Partitioning $\{1,2,\cdots ,n\}$ into $2$ sets guarantees $3$ numbers $a,b,c$ in the same set with $ab=c$ for some $n$ 
(ISL-20-$1988$) Find the least natural number $ n$ such that, if the set $ \{1,2, \ldots, n\}$ is arbitrarily divided into two non-intersecting subsets, then one of the subsets contains 3 distinct numbers such that the product of two of them equals the third. 

WARNING: You can probably already see that the approach would be to conjecture the answer. My question is how one can conjecture the answer. So if you want to work on the problem first, don't read ahead.
You can find its solution here. I don't know if his solution is right, but you can also find a solution in THE IMO COMPENDIUM. The answer seems to be right though.
My  initial idea was that the value of $n$ has to be sufficiently small, probably less than $50$, for someone to be able to conjecture a solution. My next idea was that I would have to use PHP somewhere. Clearly, none of them are true.
My question is:How do you conjecture that the answer is $96$? 
My take on it is that I should have realized that the solution has to be sufficiently easy after guessing the solution.
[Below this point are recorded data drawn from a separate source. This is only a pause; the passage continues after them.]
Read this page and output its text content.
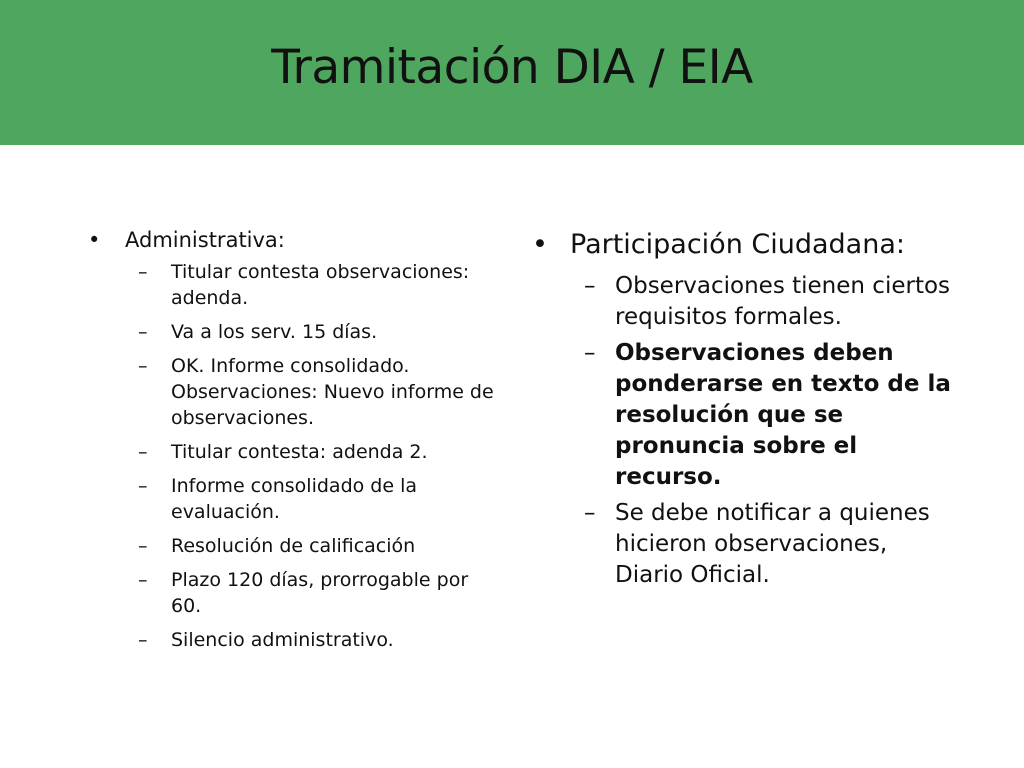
Tramitación DIA / EIA
• Administrativa:
– Titular contesta observaciones: adenda.
– Va a los serv. 15 días.
– OK. Informe consolidado. Observaciones: Nuevo informe de observaciones.
– Titular contesta: adenda 2.
– Informe consolidado de la evaluación.
– Resolución de calificación
– Plazo 120 días, prorrogable por 60.
– Silencio administrativo.
• Participación Ciudadana:
– Observaciones tienen ciertos requisitos formales.
– Observaciones deben ponderarse en texto de la resolución que se pronuncia sobre el recurso.
– Se debe notificar a quienes hicieron observaciones, Diario Oficial.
So one must increase the number of divisors of $n$ in order to to be able to get a contradiction.
How do you think you would conjecture the solution?
Thanks .
 A: I'm not sure this question has a right answer.  The question is basically, how do you find the right answer efficiently?  That is, can an answer be found without trying every possibility?  For that, you'll need heuristics.
My approach was to look for numbers that are combinations of as many small prime factors as possible while keeping the number small.  For example, if you restrict yourself to numbers that are a power of 2 and look at all of the factorizations of that number into factors which are not necessarily prime, you can determine whether it is possible to partition those factors into sets not satisifying the condition.  I looked at 8, 16, 32, 64, and 128.  When I got to 128, I saw that there was no way to partition its factors and all of the factors of those factors.  
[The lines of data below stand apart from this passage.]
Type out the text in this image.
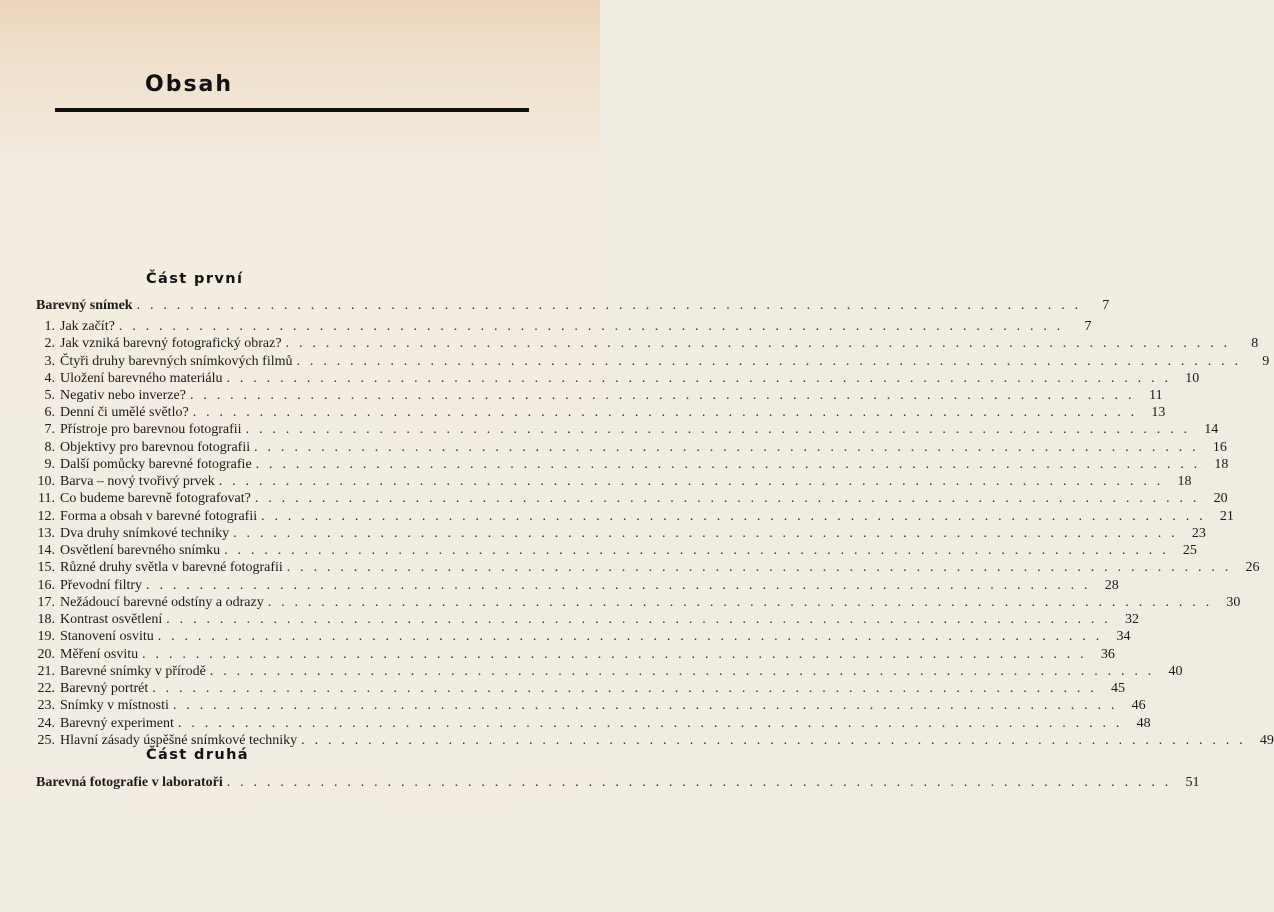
Obsah
Část první
Barevný snímek . . . . . . . . . . . . . . . . . . . . . . . . . . . . . . . . . . . . . . . . . . . . . . . . . . . . . . . . . . . . . . . . . . . . . . .	7
1. Jak začít? . . . . . . . . . . . . . . . . . . . . . . . . . . . . . . . . . . . . . . . . . . . . . . . . . . . . . . . . . . . . . . . . . . . . . . .	7
2. Jak vzniká barevný fotografický obraz? . . . . . . . . . . . . . . . . . . . . . . . . . . . . . . . . . . . . . . . . . . . . . . . . . . . . . . . . . . . . . . . . . . . . . . .	8
3. Čtyři druhy barevných snímkových filmů . . . . . . . . . . . . . . . . . . . . . . . . . . . . . . . . . . . . . . . . . . . . . . . . . . . . . . . . . . . . . . . . . . . . . . .	9
4. Uložení barevného materiálu . . . . . . . . . . . . . . . . . . . . . . . . . . . . . . . . . . . . . . . . . . . . . . . . . . . . . . . . . . . . . . . . . . . . . . .	10
5. Negativ nebo inverze? . . . . . . . . . . . . . . . . . . . . . . . . . . . . . . . . . . . . . . . . . . . . . . . . . . . . . . . . . . . . . . . . . . . . . . .	11
6. Denní či umělé světlo? . . . . . . . . . . . . . . . . . . . . . . . . . . . . . . . . . . . . . . . . . . . . . . . . . . . . . . . . . . . . . . . . . . . . . . .	13
7. Přístroje pro barevnou fotografii . . . . . . . . . . . . . . . . . . . . . . . . . . . . . . . . . . . . . . . . . . . . . . . . . . . . . . . . . . . . . . . . . . . . . . .	14
8. Objektivy pro barevnou fotografii . . . . . . . . . . . . . . . . . . . . . . . . . . . . . . . . . . . . . . . . . . . . . . . . . . . . . . . . . . . . . . . . . . . . . . .	16
9. Další pomůcky barevné fotografie . . . . . . . . . . . . . . . . . . . . . . . . . . . . . . . . . . . . . . . . . . . . . . . . . . . . . . . . . . . . . . . . . . . . . . .	18
10. Barva – nový tvořivý prvek . . . . . . . . . . . . . . . . . . . . . . . . . . . . . . . . . . . . . . . . . . . . . . . . . . . . . . . . . . . . . . . . . . . . . . .	18
11. Co budeme barevně fotografovat? . . . . . . . . . . . . . . . . . . . . . . . . . . . . . . . . . . . . . . . . . . . . . . . . . . . . . . . . . . . . . . . . . . . . . . .	20
12. Forma a obsah v barevné fotografii . . . . . . . . . . . . . . . . . . . . . . . . . . . . . . . . . . . . . . . . . . . . . . . . . . . . . . . . . . . . . . . . . . . . . . .	21
13. Dva druhy snímkové techniky . . . . . . . . . . . . . . . . . . . . . . . . . . . . . . . . . . . . . . . . . . . . . . . . . . . . . . . . . . . . . . . . . . . . . . .	23
14. Osvětlení barevného snímku . . . . . . . . . . . . . . . . . . . . . . . . . . . . . . . . . . . . . . . . . . . . . . . . . . . . . . . . . . . . . . . . . . . . . . .	25
15. Různé druhy světla v barevné fotografii . . . . . . . . . . . . . . . . . . . . . . . . . . . . . . . . . . . . . . . . . . . . . . . . . . . . . . . . . . . . . . . . . . . . . . .	26
16. Převodní filtry . . . . . . . . . . . . . . . . . . . . . . . . . . . . . . . . . . . . . . . . . . . . . . . . . . . . . . . . . . . . . . . . . . . . . . .	28
17. Nežádoucí barevné odstíny a odrazy . . . . . . . . . . . . . . . . . . . . . . . . . . . . . . . . . . . . . . . . . . . . . . . . . . . . . . . . . . . . . . . . . . . . . . .	30
18. Kontrast osvětlení . . . . . . . . . . . . . . . . . . . . . . . . . . . . . . . . . . . . . . . . . . . . . . . . . . . . . . . . . . . . . . . . . . . . . . .	32
19. Stanovení osvitu . . . . . . . . . . . . . . . . . . . . . . . . . . . . . . . . . . . . . . . . . . . . . . . . . . . . . . . . . . . . . . . . . . . . . . .	34
20. Měření osvitu . . . . . . . . . . . . . . . . . . . . . . . . . . . . . . . . . . . . . . . . . . . . . . . . . . . . . . . . . . . . . . . . . . . . . . .	36
21. Barevné snímky v přírodě . . . . . . . . . . . . . . . . . . . . . . . . . . . . . . . . . . . . . . . . . . . . . . . . . . . . . . . . . . . . . . . . . . . . . . .	40
22. Barevný portrét . . . . . . . . . . . . . . . . . . . . . . . . . . . . . . . . . . . . . . . . . . . . . . . . . . . . . . . . . . . . . . . . . . . . . . .	45
23. Snímky v místnosti . . . . . . . . . . . . . . . . . . . . . . . . . . . . . . . . . . . . . . . . . . . . . . . . . . . . . . . . . . . . . . . . . . . . . . .	46
24. Barevný experiment . . . . . . . . . . . . . . . . . . . . . . . . . . . . . . . . . . . . . . . . . . . . . . . . . . . . . . . . . . . . . . . . . . . . . . .	48
25. Hlavní zásady úspěšné snímkové techniky . . . . . . . . . . . . . . . . . . . . . . . . . . . . . . . . . . . . . . . . . . . . . . . . . . . . . . . . . . . . . . . . . . . . . . .	49
Část druhá
Barevná fotografie v laboratoři . . . . . . . . . . . . . . . . . . . . . . . . . . . . . . . . . . . . . . . . . . . . . . . . . . . . . . . . . . . . . . . . . . . . . . .	51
$128 = 2 * 64 = 4 * 32 = 8 * 16$
$64 = 2 * 32 = 4 * 16$
$32 = 2 * 16 = 4 * 8$
$16 = 2 * 8$
$8 = 2 * 4$
That told me that the answer was less than or equal to 128.  But, 128 might not be the best solution, because the smallest pair of distinct factors is 2 and 4.  So, that got me thinking that numbers that have a lot of factors of 2 and 3 might give a better solution.  If you just march through all of the numbers that are products of 2 and 3, I think you'll find that 96 is the smallest number whose factors can't all be partitioned.
Edit: Based on Calvin's comment below, it appears that I might have stopped one iteration too soon.  I should have gone to 256.
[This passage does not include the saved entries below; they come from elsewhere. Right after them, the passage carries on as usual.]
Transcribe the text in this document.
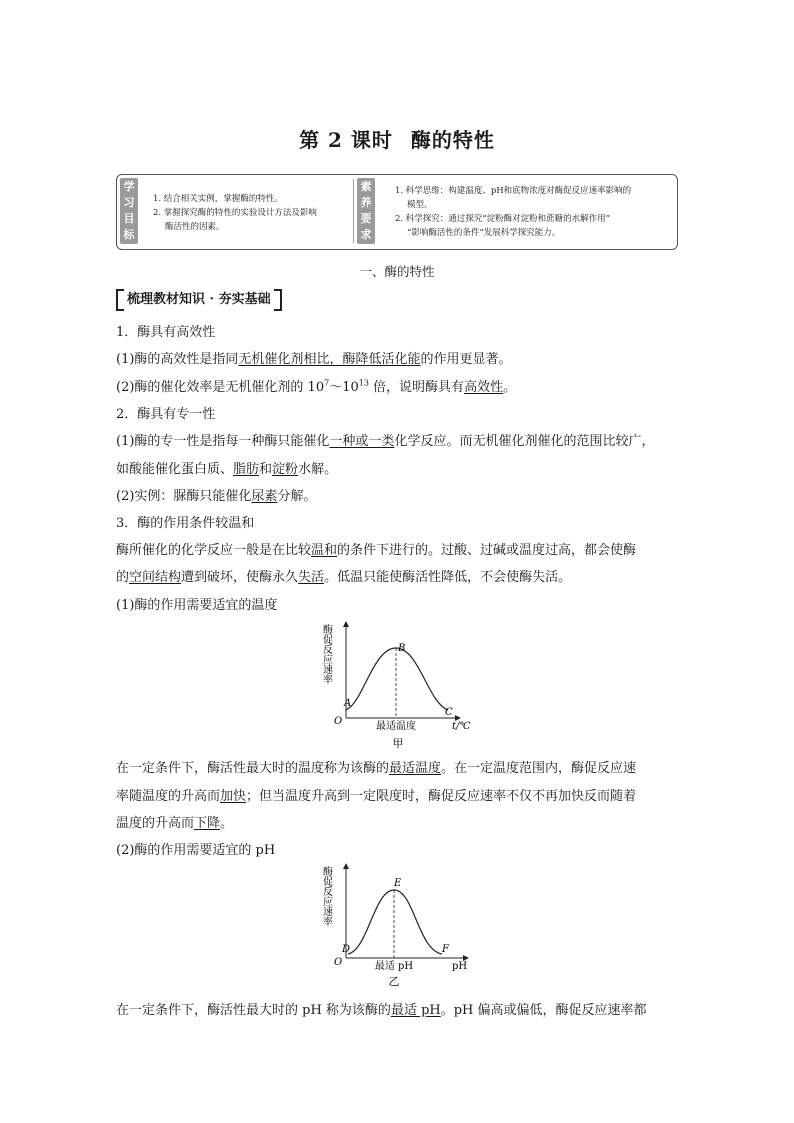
第 2 课时 酶的特性
学
习
目
标
1. 结合相关实例，掌握酶的特性。
2. 掌握探究酶的特性的实验设计方法及影响
酶活性的因素。
素
养
要
求
1. 科学思维：构建温度、pH和底物浓度对酶促反应速率影响的
模型。
2. 科学探究：通过探究“淀粉酶对淀粉和蔗糖的水解作用”
“影响酶活性的条件”发展科学探究能力。
一、酶的特性
梳理教材知识 · 夯实基础
1．酶具有高效性
(1)酶的高效性是指同无机催化剂相比，酶降低活化能的作用更显著。
(2)酶的催化效率是无机催化剂的 $10^7\sim 10^{13}$ 倍，说明酶具有高效性。
2．酶具有专一性
(1)酶的专一性是指每一种酶只能催化一种或一类化学反应。而无机催化剂催化的范围比较广，
如酸能催化蛋白质、脂肪和淀粉水解。
(2)实例：脲酶只能催化尿素分解。
3．酶的作用条件较温和
酶所催化的化学反应一般是在比较温和的条件下进行的。过酸、过碱或温度过高，都会使酶
的空间结构遭到破坏，使酶永久失活。低温只能使酶活性降低，不会使酶失活。
(1)酶的作用需要适宜的温度
酶促反应速率
O
A
B
C
最适温度	t/℃
甲
在一定条件下，酶活性最大时的温度称为该酶的最适温度。在一定温度范围内，酶促反应速
率随温度的升高而加快；但当温度升高到一定限度时，酶促反应速率不仅不再加快反而随着
温度的升高而下降。
(2)酶的作用需要适宜的 pH
酶促反应速率
O
D
E
F
最适 pH	pH
乙
在一定条件下，酶活性最大时的 pH 称为该酶的最适 pH。pH 偏高或偏低，酶促反应速率都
$256 = 2 * 128 = 4 * 64 = 8 * 32 = 2^1 * 2^7 = 2^2 * 2^6 = 2^3 * 2^5 = 2^8$
The number $8$ cannot be included in either of Calvin's sets without satisfying the partitioning property and, therefore, the $256$ cannot be included without satisfying the condition specified in the original post.
A: The first thing I'd note is that if the set does not contain any number with four not-necessarily distinct prime factors, then you can easily partition it into the sets of numbers with two prime factors and numbers with one or three prime factors. So that means that $n\geq 16$.
Are you sure that your answer of $96$ is correct? 
If you let $f(d)$ be the number of prime divisors of $d$ (including repetitions) then you can define $A=f^{-1}\{0,1,2,4,7\}$ and $B=f^{-1}\{3,5,6\}$. Then $A\cap \{1,2,\dots,255\}$ and $B\cap\{1,2,\dots,255\}$ should satisfy your condition for $n=255$.